Uma lista infindável de produções nas áreas de literatura, cinema e teatro manifesta o interesse de seus autores pelo conhecimento científico. Isso acontece principalmente entre os cineastas, especialmente em uma área de estudo que desperta a curiosidade por tentar desvendar e compreender melhor a natureza humana: os transtornos mentais analisados pela psicanálise e psiquiatria.

Rico em obras inspiradas nos mais diversos campos da ciência, o cinema se destaca por apresentar em algumas produções uma forte crítica à psiquiatria, mais especificamente no que diz respeito ao tratamento dos distúrbios mentais que, em determinada época, podiam ser interpretados como brutais. “Temos um longo período de crítica contra a psiquiatria nos anos 70 do século passado, ilustrado especialmente pelo filme Um estranho no ninho”, comenta o médico José Paulo Fiks, doutor em comunicação social e autor de quatro livros relacionando psiquiatria e cultura.

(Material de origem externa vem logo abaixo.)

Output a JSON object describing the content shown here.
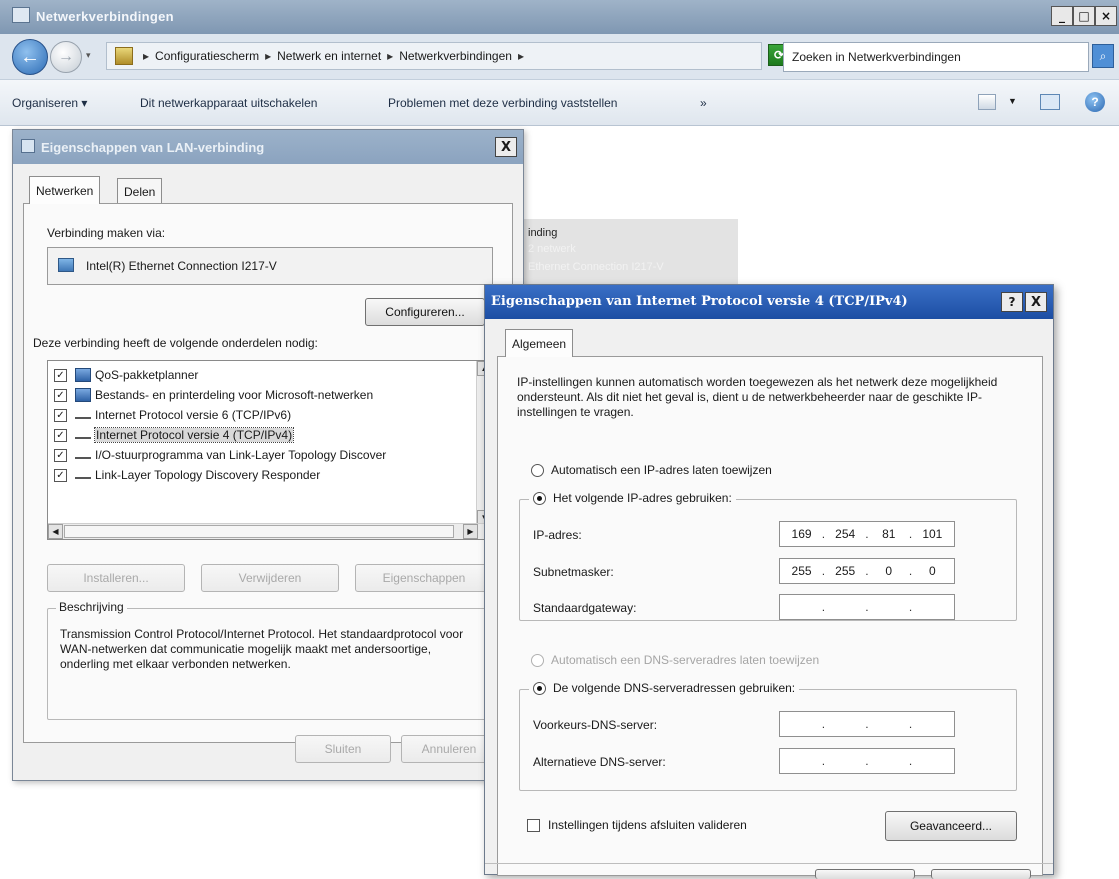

O filme mencionado por Fiks – cujo título original é One flew over the cuckoo’s nest, de 1975, de grande sucesso e ganhador de muitos prêmios, entre eles cinco Oscars – é estrelado pelo ator Jack Nicholson, interpretando um detento rebelde chamado Randall McMurphy que finge ser louco para ser transferido para um asilo onde, ele imaginou, seria mais fácil viver. Lá, é submetido à lobotomia, técnica que consiste na retirada de uma parte do cérebro de pacientes com certos tipos de doenças mentais como forma de acalmá-los. Para casos assim, a lobotomia não é mais praticada, dando lugar aos medicamentos ou psicoterapia.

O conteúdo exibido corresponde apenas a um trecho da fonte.